Urteil des LSG Berlin-Brandenburg vom 14.03.2006

LSG Berlin und Brandenburg: diabetes mellitus, hauptsache, versorgung, nahrung, erlass, rechtsschutz, zivilprozessordnung, obsiegen, demenz, interessenabwägung

Landessozialgericht Berlin-Brandenburg
Beschluss vom 14.03.2006 (nicht rechtskräftig)
Sozialgericht Cottbus S 6 P 4/05
Landessozialgericht Berlin-Brandenburg L 24 P 2/06 ER
Der Antrag der Klägerin auf Erlass einer einstweiligen Anordnung wird abgewiesen. Kosten des Antragsverfahrens
haben die Beteiligten einander nicht zu erstatten.
Gründe:
I.
Die Klägerin begehrt im Hauptsacheverfahren von der Beklagten Leistungen nach der Pflegestufe I.

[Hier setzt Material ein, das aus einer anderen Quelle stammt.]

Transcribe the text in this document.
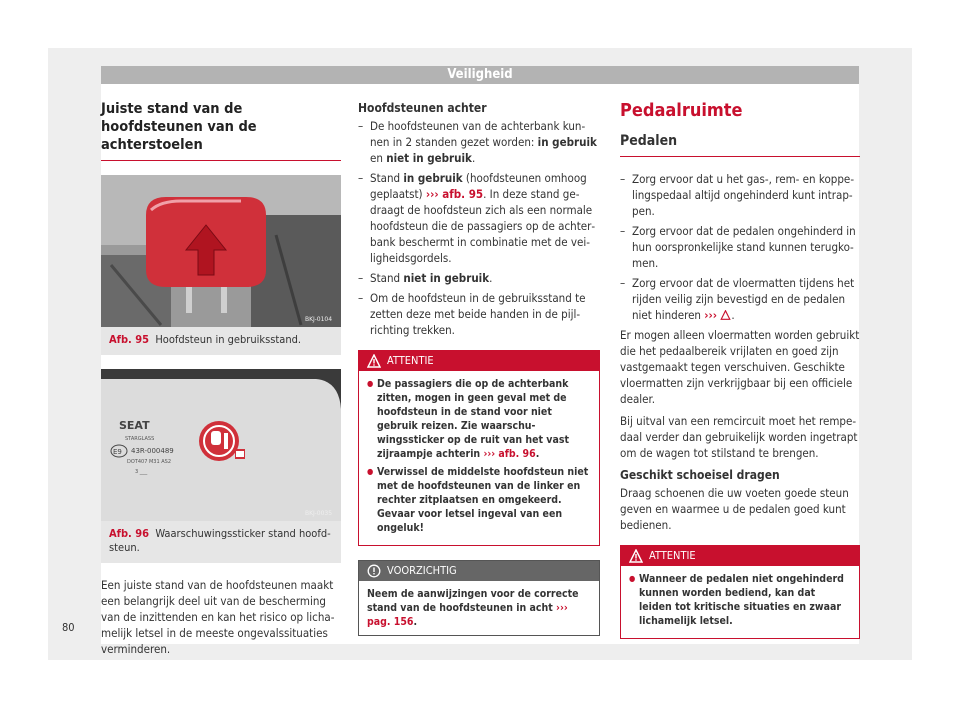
Veiligheid
Juiste stand van de hoofdsteunen van de achterstoelen
BKJ-0104
Afb. 95 Hoofdsteun in gebruiksstand.
SEAT
STARGLASS
E9 43R-000489
DOT407 M31 AS2
3 ___
BKJ-0035
Afb. 96 Waarschuwingssticker stand hoofdsteun.

Een juiste stand van de hoofdsteunen maakt een belangrijk deel uit van de bescherming van de inzittenden en kan het risico op lichamelijk letsel in de meeste ongevalssituaties verminderen.

Hoofdsteunen achter
– De hoofdsteunen van de achterbank kunnen in 2 standen gezet worden: in gebruik en niet in gebruik.
– Stand in gebruik (hoofdsteunen omhoog geplaatst) ››› afb. 95. In deze stand gedraagt de hoofdsteun zich als een normale hoofdsteun die de passagiers op de achterbank beschermt in combinatie met de veiligheidsgordels.
– Stand niet in gebruik.
– Om de hoofdsteun in de gebruiksstand te zetten deze met beide handen in de pijlrichting trekken.
ATTENTIE
● De passagiers die op de achterbank zitten, mogen in geen geval met de hoofdsteun in de stand voor niet gebruik reizen. Zie waarschuwingssticker op de ruit van het vast zijraampje achterin ››› afb. 96.
● Verwissel de middelste hoofdsteun niet met de hoofdsteunen van de linker en rechter zitplaatsen en omgekeerd. Gevaar voor letsel ingeval van een ongeluk!
VOORZICHTIG
Neem de aanwijzingen voor de correcte stand van de hoofdsteunen in acht ››› pag. 156.
Pedaalruimte
Pedalen
– Zorg ervoor dat u het gas-, rem- en koppelingspedaal altijd ongehinderd kunt intrappen.
– Zorg ervoor dat de pedalen ongehinderd in hun oorspronkelijke stand kunnen terugkomen.
– Zorg ervoor dat de vloermatten tijdens het rijden veilig zijn bevestigd en de pedalen niet hinderen ››› .

Er mogen alleen vloermatten worden gebruikt die het pedaalbereik vrijlaten en goed zijn vastgemaakt tegen verschuiven. Geschikte vloermatten zijn verkrijgbaar bij een officiele dealer.

Bij uitval van een remcircuit moet het rempedaal verder dan gebruikelijk worden ingetrapt om de wagen tot stilstand te brengen.

Geschikt schoeisel dragen

Draag schoenen die uw voeten goede steun geven en waarmee u de pedalen goed kunt bedienen.

ATTENTIE
● Wanneer de pedalen niet ongehinderd kunnen worden bediend, kan dat leiden tot kritische situaties en zwaar lichamelijk letsel.
80
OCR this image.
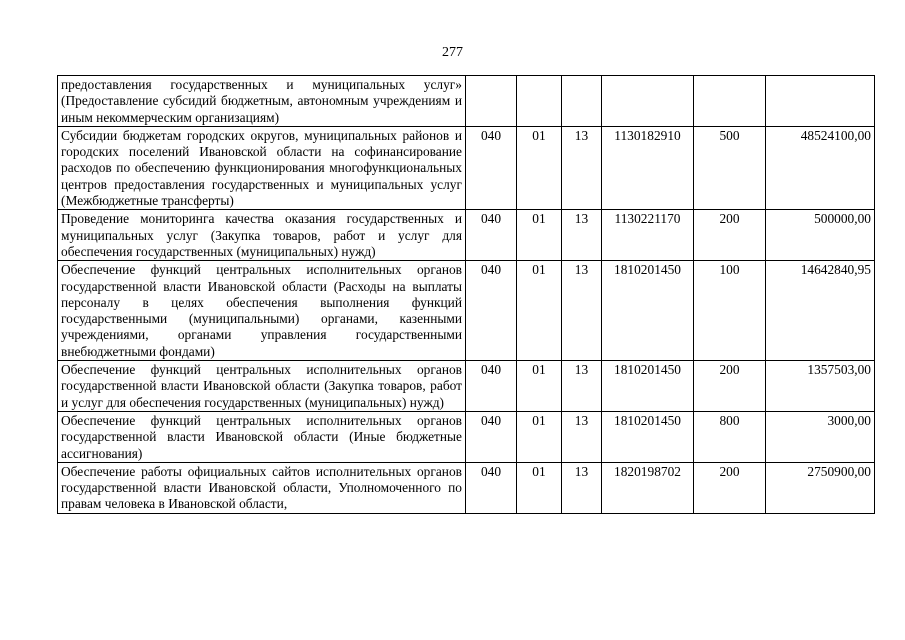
277
предоставления государственных и муниципальных услуг» (Предоставление субсидий бюджетным, автономным учреждениям и иным некоммерческим организациям)						
Субсидии бюджетам городских округов, муниципальных районов и городских поселений Ивановской области на софинансирование расходов по обеспечению функционирования многофункциональных центров предоставления государственных и муниципальных услуг (Межбюджетные трансферты)	040	01	13	1130182910	500	48524100,00
Проведение мониторинга качества оказания государственных и муниципальных услуг (Закупка товаров, работ и услуг для обеспечения государственных (муниципальных) нужд)	040	01	13	1130221170	200	500000,00
Обеспечение функций центральных исполнительных органов государственной власти Ивановской области (Расходы на выплаты персоналу в целях обеспечения выполнения функций государственными (муниципальными) органами, казенными учреждениями, органами управления государственными внебюджетными фондами)	040	01	13	1810201450	100	14642840,95
Обеспечение функций центральных исполнительных органов государственной власти Ивановской области (Закупка товаров, работ и услуг для обеспечения государственных (муниципальных) нужд)	040	01	13	1810201450	200	1357503,00
Обеспечение функций центральных исполнительных органов государственной власти Ивановской области (Иные бюджетные ассигнования)	040	01	13	1810201450	800	3000,00
Обеспечение работы официальных сайтов исполнительных органов государственной власти Ивановской области, Уполномоченного по правам человека в Ивановской области,	040	01	13	1820198702	200	2750900,00
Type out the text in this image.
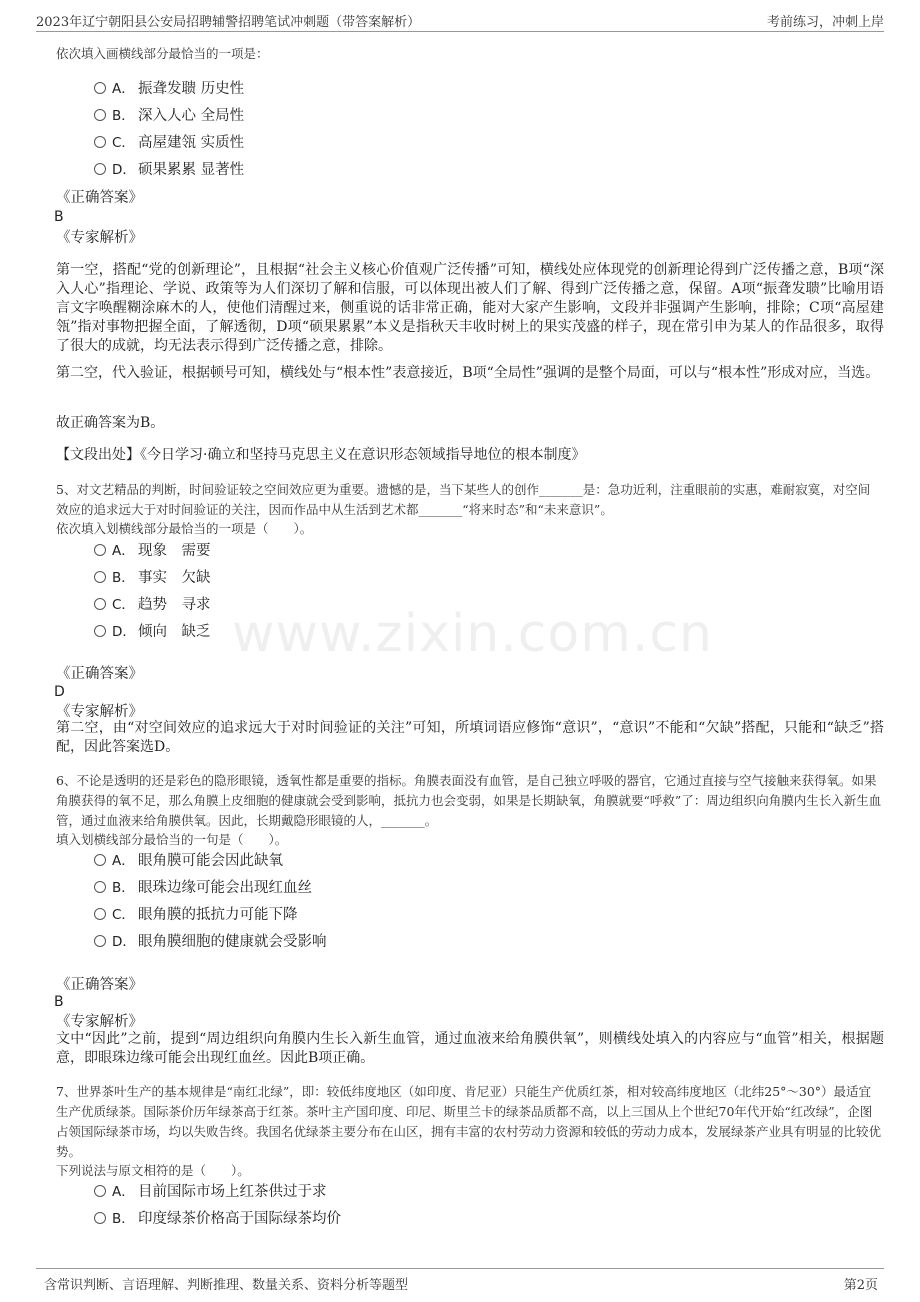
2023年辽宁朝阳县公安局招聘辅警招聘笔试冲刺题（带答案解析）	考前练习，冲刺上岸
www.zixin.com.cn
依次填入画横线部分最恰当的一项是：
A． 振聋发聩 历史性
B． 深入人心 全局性
C． 高屋建瓴 实质性
D． 硕果累累 显著性
《正确答案》
B
《专家解析》
第一空，搭配“党的创新理论”，且根据“社会主义核心价值观广泛传播”可知，横线处应体现党的创新理论得到广泛传播之意，B项“深入人心”指理论、学说、政策等为人们深切了解和信服，可以体现出被人们了解、得到广泛传播之意，保留。A项“振聋发聩”比喻用语言文字唤醒糊涂麻木的人，使他们清醒过来，侧重说的话非常正确，能对大家产生影响，文段并非强调产生影响，排除；C项“高屋建瓴”指对事物把握全面，了解透彻，D项“硕果累累”本义是指秋天丰收时树上的果实茂盛的样子，现在常引申为某人的作品很多，取得了很大的成就，均无法表示得到广泛传播之意，排除。
第二空，代入验证，根据顿号可知，横线处与“根本性”表意接近，B项“全局性”强调的是整个局面，可以与“根本性”形成对应，当选。
故正确答案为B。
【文段出处】《今日学习·确立和坚持马克思主义在意识形态领域指导地位的根本制度》
5、对文艺精品的判断，时间验证较之空间效应更为重要。遗憾的是，当下某些人的创作_______是：急功近利，注重眼前的实惠，难耐寂寞，对空间效应的追求远大于对时间验证的关注，因而作品中从生活到艺术都_______“将来时态”和“未来意识”。
依次填入划横线部分最恰当的一项是（　　）。
A． 现象　需要
B． 事实　欠缺
C． 趋势　寻求
D． 倾向　缺乏
《正确答案》
D
《专家解析》
第二空，由“对空间效应的追求远大于对时间验证的关注”可知，所填词语应修饰“意识”，“意识”不能和“欠缺”搭配，只能和“缺乏”搭配，因此答案选D。
6、不论是透明的还是彩色的隐形眼镜，透氧性都是重要的指标。角膜表面没有血管，是自己独立呼吸的器官，它通过直接与空气接触来获得氧。如果角膜获得的氧不足，那么角膜上皮细胞的健康就会受到影响，抵抗力也会变弱，如果是长期缺氧，角膜就要“呼救”了：周边组织向角膜内生长入新生血管，通过血液来给角膜供氧。因此，长期戴隐形眼镜的人，_______。
填入划横线部分最恰当的一句是（　　）。
A． 眼角膜可能会因此缺氧
B． 眼珠边缘可能会出现红血丝
C． 眼角膜的抵抗力可能下降
D． 眼角膜细胞的健康就会受影响
《正确答案》
B
《专家解析》
文中“因此”之前，提到“周边组织向角膜内生长入新生血管，通过血液来给角膜供氧”，则横线处填入的内容应与“血管”相关，根据题意，即眼珠边缘可能会出现红血丝。因此B项正确。
7、世界茶叶生产的基本规律是“南红北绿”，即：较低纬度地区（如印度、肯尼亚）只能生产优质红茶，相对较高纬度地区（北纬25°～30°）最适宜生产优质绿茶。国际茶价历年绿茶高于红茶。茶叶主产国印度、印尼、斯里兰卡的绿茶品质都不高，以上三国从上个世纪70年代开始“红改绿”，企图占领国际绿茶市场，均以失败告终。我国名优绿茶主要分布在山区，拥有丰富的农村劳动力资源和较低的劳动力成本，发展绿茶产业具有明显的比较优势。
下列说法与原文相符的是（　　）。
A． 目前国际市场上红茶供过于求
B． 印度绿茶价格高于国际绿茶均价
含常识判断、言语理解、判断推理、数量关系、资料分析等题型	第2页
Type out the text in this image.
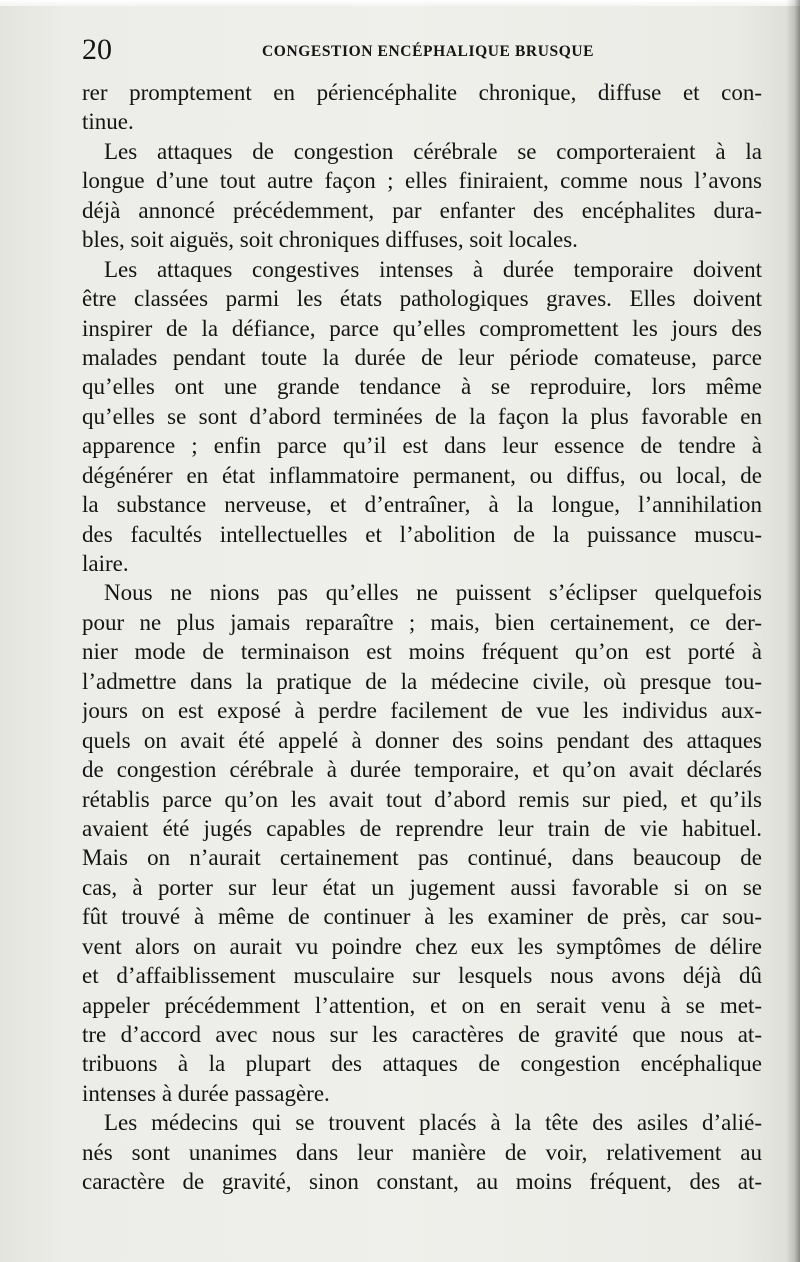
20	CONGESTION ENCÉPHALIQUE BRUSQUE
rer promptement en périencéphalite chronique, diffuse et con-
tinue.
Les attaques de congestion cérébrale se comporteraient à la
longue d’une tout autre façon ; elles finiraient, comme nous l’avons
déjà annoncé précédemment, par enfanter des encéphalites dura-
bles, soit aiguës, soit chroniques diffuses, soit locales.
Les attaques congestives intenses à durée temporaire doivent
être classées parmi les états pathologiques graves. Elles doivent
inspirer de la défiance, parce qu’elles compromettent les jours des
malades pendant toute la durée de leur période comateuse, parce
qu’elles ont une grande tendance à se reproduire, lors même
qu’elles se sont d’abord terminées de la façon la plus favorable en
apparence ; enfin parce qu’il est dans leur essence de tendre à
dégénérer en état inflammatoire permanent, ou diffus, ou local, de
la substance nerveuse, et d’entraîner, à la longue, l’annihilation
des facultés intellectuelles et l’abolition de la puissance muscu-
laire.
Nous ne nions pas qu’elles ne puissent s’éclipser quelquefois
pour ne plus jamais reparaître ; mais, bien certainement, ce der-
nier mode de terminaison est moins fréquent qu’on est porté à
l’admettre dans la pratique de la médecine civile, où presque tou-
jours on est exposé à perdre facilement de vue les individus aux-
quels on avait été appelé à donner des soins pendant des attaques
de congestion cérébrale à durée temporaire, et qu’on avait déclarés
rétablis parce qu’on les avait tout d’abord remis sur pied, et qu’ils
avaient été jugés capables de reprendre leur train de vie habituel.
Mais on n’aurait certainement pas continué, dans beaucoup de
cas, à porter sur leur état un jugement aussi favorable si on se
fût trouvé à même de continuer à les examiner de près, car sou-
vent alors on aurait vu poindre chez eux les symptômes de délire
et d’affaiblissement musculaire sur lesquels nous avons déjà dû
appeler précédemment l’attention, et on en serait venu à se met-
tre d’accord avec nous sur les caractères de gravité que nous at-
tribuons à la plupart des attaques de congestion encéphalique
intenses à durée passagère.
Les médecins qui se trouvent placés à la tête des asiles d’alié-
nés sont unanimes dans leur manière de voir, relativement au
caractère de gravité, sinon constant, au moins fréquent, des at-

Das Sozialgericht hat hierzu folgenden Sachverhalt – den auch der Senat nach Überprüfung für zutreffend hält –
festgestellt:
Die 1935 geborene Klägerin leidet an einem insulinpflichtigen Diabetes mellitus und Herzinsuffizienz. Sie wohnt allein
und wird von der im gleichen Ort wohnenden Nichte betreut.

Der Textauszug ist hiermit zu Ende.